Walvax Biotechnology (300142.SZ): The clinical research application for a 20-valent pneumococcal polysaccharide conjugate vaccine has been accepted.

Walvax Biotechnology (300142.SZ) announced that the 20-valent pneumococcal polysaccharide conjugate vaccine developed jointly by the company and its subsidiaries Yuxi Walvax Biotechnology Technology Co., Ltd. and Yunnan Vaccine Laboratory Co., Ltd. has applied for clinical trials with the National Medical Products Administration and has recently received the "Acceptance Notice". The 20-valent pneumococcal polysaccharide conjugate vaccine (PCV20) is a product developed independently by the company. It is an upgraded product based on the 13-valent pneumococcal polysaccharide conjugate vaccine already produced and marketed by the company, covering more pneumococcal serotypes.
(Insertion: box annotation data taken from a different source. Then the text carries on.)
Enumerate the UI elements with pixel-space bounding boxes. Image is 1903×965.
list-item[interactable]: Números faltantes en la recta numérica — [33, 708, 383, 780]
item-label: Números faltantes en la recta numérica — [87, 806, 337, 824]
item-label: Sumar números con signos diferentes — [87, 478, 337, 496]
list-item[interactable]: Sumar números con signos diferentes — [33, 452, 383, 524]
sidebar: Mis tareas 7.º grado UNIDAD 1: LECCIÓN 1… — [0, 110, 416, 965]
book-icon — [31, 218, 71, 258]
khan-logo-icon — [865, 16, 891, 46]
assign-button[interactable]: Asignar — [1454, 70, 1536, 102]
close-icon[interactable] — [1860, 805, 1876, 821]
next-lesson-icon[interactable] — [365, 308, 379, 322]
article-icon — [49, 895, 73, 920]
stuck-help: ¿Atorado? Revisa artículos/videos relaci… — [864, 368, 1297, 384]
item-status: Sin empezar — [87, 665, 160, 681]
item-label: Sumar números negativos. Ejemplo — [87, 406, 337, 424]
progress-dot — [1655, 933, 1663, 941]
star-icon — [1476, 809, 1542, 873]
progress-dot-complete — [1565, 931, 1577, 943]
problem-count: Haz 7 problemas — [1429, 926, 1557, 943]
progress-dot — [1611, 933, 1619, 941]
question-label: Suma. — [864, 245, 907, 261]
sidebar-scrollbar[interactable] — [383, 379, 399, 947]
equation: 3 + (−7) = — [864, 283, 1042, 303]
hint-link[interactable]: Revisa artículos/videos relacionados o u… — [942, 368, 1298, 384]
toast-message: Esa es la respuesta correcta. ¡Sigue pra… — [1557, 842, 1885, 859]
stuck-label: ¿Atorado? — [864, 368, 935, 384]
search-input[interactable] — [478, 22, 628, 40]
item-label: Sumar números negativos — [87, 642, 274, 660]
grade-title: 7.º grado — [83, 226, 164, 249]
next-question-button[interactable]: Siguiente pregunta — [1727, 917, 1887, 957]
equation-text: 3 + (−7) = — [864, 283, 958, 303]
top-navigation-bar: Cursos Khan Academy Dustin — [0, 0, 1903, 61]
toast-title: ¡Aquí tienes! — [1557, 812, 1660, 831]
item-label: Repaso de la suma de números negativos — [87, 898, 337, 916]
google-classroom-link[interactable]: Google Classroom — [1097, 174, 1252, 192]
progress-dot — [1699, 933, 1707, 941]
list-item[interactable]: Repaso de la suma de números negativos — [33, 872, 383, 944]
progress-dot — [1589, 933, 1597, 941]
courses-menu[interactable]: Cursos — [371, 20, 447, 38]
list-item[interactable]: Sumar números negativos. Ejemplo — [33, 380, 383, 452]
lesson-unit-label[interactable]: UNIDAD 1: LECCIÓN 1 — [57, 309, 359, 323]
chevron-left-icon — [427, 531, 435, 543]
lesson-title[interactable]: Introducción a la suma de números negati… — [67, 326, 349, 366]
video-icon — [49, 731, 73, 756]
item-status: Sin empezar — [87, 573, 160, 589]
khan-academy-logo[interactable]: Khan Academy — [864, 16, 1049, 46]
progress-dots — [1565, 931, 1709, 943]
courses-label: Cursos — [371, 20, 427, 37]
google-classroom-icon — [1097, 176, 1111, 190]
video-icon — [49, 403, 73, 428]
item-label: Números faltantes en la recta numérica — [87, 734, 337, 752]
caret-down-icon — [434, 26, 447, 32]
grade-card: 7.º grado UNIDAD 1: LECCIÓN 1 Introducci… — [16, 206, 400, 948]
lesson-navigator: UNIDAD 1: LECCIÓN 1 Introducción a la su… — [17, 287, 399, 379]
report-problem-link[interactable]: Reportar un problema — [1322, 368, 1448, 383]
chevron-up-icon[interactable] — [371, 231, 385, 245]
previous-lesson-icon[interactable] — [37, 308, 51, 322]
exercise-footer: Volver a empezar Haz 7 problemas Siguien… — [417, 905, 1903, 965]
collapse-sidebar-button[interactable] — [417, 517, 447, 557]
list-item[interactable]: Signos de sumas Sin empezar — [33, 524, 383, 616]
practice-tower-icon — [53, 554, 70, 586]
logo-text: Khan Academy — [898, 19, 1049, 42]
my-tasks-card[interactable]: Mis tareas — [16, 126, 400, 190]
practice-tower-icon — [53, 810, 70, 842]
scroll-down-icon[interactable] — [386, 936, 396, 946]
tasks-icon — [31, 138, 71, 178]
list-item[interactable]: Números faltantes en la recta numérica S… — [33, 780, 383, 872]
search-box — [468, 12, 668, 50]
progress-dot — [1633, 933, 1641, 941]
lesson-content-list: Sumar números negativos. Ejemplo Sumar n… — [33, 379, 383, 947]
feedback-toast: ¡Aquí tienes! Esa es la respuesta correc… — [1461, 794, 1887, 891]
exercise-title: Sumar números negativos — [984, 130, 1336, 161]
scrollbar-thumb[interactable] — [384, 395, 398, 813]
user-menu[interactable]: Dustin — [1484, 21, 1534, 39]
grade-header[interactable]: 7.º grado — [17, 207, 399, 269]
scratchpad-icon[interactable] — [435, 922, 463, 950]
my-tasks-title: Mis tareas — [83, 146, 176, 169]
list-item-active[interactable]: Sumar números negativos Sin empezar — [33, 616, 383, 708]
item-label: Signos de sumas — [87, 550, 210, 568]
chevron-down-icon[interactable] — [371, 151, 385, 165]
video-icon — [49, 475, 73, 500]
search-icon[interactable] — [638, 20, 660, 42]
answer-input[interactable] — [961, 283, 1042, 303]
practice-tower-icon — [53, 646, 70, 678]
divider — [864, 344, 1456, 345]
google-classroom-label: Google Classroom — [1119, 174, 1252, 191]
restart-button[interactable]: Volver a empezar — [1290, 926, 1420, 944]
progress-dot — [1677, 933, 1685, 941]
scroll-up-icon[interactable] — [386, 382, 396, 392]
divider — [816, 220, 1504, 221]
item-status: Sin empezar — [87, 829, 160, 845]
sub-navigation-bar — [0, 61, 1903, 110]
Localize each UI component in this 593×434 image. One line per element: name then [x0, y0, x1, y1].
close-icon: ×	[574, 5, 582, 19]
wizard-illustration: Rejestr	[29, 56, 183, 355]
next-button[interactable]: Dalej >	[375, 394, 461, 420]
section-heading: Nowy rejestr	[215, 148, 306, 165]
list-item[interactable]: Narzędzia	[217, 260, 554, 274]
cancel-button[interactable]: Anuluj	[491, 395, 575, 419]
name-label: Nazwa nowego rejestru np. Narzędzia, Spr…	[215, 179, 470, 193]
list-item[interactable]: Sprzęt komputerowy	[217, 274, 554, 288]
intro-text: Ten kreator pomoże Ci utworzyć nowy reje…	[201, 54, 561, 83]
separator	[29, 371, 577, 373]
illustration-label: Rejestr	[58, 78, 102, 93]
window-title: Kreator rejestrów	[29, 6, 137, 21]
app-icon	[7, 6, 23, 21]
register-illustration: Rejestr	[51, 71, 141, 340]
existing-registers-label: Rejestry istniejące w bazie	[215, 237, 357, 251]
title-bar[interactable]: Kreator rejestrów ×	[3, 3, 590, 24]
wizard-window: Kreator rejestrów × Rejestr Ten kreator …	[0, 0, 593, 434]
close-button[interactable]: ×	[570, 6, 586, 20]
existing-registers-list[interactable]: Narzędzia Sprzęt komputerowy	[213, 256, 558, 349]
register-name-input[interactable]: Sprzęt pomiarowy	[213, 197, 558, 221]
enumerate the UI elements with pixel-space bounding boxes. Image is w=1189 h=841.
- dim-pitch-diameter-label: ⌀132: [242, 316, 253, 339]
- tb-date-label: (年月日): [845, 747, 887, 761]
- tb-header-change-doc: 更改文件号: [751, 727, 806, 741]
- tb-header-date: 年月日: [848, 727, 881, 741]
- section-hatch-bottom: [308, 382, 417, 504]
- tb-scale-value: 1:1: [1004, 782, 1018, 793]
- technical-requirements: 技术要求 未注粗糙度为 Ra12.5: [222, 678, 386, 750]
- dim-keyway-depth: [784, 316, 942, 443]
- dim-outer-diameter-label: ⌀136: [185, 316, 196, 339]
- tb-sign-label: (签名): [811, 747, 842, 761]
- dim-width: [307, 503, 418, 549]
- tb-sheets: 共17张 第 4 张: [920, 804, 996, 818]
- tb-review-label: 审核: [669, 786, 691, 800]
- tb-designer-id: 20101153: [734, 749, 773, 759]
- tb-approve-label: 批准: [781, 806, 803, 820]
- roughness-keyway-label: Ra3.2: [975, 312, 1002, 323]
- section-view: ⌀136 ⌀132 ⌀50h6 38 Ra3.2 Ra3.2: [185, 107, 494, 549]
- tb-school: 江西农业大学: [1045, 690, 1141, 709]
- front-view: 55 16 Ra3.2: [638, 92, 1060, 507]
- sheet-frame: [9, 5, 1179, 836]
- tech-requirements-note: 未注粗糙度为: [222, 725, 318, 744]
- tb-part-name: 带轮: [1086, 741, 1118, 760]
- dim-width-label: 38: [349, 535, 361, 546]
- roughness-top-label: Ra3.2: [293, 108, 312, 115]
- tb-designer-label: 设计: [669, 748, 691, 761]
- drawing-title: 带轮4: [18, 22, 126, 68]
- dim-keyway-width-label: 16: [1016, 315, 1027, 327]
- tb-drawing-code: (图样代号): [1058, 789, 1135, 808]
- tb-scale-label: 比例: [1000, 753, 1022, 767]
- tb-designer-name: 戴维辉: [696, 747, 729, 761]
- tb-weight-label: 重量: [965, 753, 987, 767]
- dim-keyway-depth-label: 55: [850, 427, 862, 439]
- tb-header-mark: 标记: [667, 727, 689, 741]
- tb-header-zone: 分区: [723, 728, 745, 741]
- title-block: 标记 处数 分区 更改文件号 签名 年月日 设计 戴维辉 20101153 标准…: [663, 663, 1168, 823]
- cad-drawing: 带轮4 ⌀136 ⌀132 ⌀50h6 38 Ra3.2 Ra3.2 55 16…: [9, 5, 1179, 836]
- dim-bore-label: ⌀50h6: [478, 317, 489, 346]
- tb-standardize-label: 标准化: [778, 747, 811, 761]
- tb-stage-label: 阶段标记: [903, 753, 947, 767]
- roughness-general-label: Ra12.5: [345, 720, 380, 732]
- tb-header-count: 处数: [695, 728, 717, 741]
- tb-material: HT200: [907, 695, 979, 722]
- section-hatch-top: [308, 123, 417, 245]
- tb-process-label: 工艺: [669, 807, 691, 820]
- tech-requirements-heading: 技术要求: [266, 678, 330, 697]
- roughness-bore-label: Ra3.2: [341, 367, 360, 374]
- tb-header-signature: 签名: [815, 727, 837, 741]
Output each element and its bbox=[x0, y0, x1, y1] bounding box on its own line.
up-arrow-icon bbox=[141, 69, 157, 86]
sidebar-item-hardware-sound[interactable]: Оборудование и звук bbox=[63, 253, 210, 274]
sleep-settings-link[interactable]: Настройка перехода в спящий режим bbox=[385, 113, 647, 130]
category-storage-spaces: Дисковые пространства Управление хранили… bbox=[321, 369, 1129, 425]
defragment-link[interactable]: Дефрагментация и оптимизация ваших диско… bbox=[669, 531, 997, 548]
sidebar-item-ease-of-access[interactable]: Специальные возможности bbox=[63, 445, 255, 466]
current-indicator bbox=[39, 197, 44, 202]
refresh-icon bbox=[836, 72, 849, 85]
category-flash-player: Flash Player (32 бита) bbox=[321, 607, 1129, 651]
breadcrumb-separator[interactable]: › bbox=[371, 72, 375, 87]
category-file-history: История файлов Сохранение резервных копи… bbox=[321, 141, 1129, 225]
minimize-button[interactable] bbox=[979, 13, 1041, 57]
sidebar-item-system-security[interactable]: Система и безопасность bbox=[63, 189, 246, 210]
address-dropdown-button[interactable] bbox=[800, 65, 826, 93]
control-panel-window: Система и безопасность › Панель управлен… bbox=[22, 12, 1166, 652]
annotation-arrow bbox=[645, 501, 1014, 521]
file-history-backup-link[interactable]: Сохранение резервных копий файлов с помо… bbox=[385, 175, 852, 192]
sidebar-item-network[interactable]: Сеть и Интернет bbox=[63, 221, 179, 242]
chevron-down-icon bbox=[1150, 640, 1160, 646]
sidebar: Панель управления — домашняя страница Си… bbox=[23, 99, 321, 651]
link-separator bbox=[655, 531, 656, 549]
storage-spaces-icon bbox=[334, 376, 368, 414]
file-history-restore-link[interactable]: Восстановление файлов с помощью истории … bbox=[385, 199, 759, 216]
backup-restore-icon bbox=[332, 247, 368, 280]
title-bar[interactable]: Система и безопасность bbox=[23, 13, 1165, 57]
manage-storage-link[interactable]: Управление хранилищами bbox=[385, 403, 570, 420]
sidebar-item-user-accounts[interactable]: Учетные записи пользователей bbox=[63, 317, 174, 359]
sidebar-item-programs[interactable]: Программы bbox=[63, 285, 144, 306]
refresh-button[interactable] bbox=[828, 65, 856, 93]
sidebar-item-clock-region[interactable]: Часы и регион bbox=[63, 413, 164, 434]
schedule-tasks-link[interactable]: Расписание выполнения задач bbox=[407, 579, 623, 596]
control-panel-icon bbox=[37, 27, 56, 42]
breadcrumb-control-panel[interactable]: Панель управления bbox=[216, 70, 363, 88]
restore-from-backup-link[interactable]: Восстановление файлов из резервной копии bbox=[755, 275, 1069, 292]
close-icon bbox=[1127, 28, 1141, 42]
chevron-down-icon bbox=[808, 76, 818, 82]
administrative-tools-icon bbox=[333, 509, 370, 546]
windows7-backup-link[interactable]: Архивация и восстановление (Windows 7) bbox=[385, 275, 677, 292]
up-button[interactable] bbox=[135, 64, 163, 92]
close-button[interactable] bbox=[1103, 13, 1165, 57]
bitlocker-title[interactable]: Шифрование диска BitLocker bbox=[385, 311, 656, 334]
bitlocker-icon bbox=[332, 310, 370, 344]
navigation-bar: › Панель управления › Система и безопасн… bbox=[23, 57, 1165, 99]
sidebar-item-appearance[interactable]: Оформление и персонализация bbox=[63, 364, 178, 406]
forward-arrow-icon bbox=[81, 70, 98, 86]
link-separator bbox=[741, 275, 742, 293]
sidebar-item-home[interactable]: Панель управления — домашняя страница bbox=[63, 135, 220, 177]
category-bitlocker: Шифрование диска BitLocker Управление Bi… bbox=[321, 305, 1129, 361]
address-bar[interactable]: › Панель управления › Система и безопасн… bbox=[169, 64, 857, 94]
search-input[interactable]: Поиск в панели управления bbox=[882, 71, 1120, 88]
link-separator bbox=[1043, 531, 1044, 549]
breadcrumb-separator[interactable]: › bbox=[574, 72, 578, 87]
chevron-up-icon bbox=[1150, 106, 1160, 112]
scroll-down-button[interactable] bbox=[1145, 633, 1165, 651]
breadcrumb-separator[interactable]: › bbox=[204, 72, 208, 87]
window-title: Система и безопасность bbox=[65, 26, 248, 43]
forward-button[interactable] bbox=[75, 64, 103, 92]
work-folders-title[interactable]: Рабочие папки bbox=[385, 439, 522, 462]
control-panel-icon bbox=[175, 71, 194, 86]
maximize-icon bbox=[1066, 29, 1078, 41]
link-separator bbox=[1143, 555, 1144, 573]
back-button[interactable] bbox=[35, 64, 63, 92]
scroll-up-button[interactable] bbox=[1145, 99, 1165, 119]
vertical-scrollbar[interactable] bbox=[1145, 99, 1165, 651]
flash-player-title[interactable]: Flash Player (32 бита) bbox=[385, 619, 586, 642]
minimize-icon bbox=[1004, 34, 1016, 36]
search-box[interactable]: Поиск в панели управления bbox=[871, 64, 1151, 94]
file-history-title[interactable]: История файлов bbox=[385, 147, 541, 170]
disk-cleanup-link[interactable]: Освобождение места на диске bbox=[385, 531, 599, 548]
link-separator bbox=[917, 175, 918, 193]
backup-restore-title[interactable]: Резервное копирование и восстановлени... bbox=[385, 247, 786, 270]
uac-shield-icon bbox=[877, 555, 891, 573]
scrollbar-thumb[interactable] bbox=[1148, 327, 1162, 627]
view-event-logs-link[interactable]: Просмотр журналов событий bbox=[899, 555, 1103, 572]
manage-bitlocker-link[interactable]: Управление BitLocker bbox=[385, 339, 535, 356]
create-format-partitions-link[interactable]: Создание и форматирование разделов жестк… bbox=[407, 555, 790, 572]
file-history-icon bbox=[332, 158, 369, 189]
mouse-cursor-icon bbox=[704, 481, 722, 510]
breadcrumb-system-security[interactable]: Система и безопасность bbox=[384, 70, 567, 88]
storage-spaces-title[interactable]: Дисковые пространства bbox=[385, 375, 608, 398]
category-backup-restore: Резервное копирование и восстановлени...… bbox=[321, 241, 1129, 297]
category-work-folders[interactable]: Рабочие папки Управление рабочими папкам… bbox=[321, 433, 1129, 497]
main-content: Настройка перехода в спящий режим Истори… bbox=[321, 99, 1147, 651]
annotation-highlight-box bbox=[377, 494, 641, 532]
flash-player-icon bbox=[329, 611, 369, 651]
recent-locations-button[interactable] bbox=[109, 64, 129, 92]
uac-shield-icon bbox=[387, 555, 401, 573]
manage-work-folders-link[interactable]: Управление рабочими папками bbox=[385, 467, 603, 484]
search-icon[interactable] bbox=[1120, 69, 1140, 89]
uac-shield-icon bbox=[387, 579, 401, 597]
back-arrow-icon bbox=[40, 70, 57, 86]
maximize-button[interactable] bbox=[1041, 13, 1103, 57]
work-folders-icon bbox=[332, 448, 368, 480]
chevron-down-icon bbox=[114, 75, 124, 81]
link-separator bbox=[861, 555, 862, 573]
After vaccination with this vaccine, the body can produce immunity to prevent infectious diseases caused by the 20 serotypes of pneumococcal bacteria included in the vaccine. Currently, the domestic pneumonia conjugate vaccine market is mainly dominated by the 13-valent pneumococcal polysaccharide conjugate vaccine, with no approval for the marketing of the 20-valent pneumococcal polysaccharide conjugate vaccine. According to the relevant regulations of the National Drug Registration, after the company's application for clinical trials of the 20-valent pneumococcal polysaccharide conjugate vaccine is accepted, it will undergo technical evaluation by the drug evaluation unit of the National Medical Products Administration. Clinical trials can only be carried out after approval, and there is a certain degree of uncertainty in the outcome of the evaluation and approval process.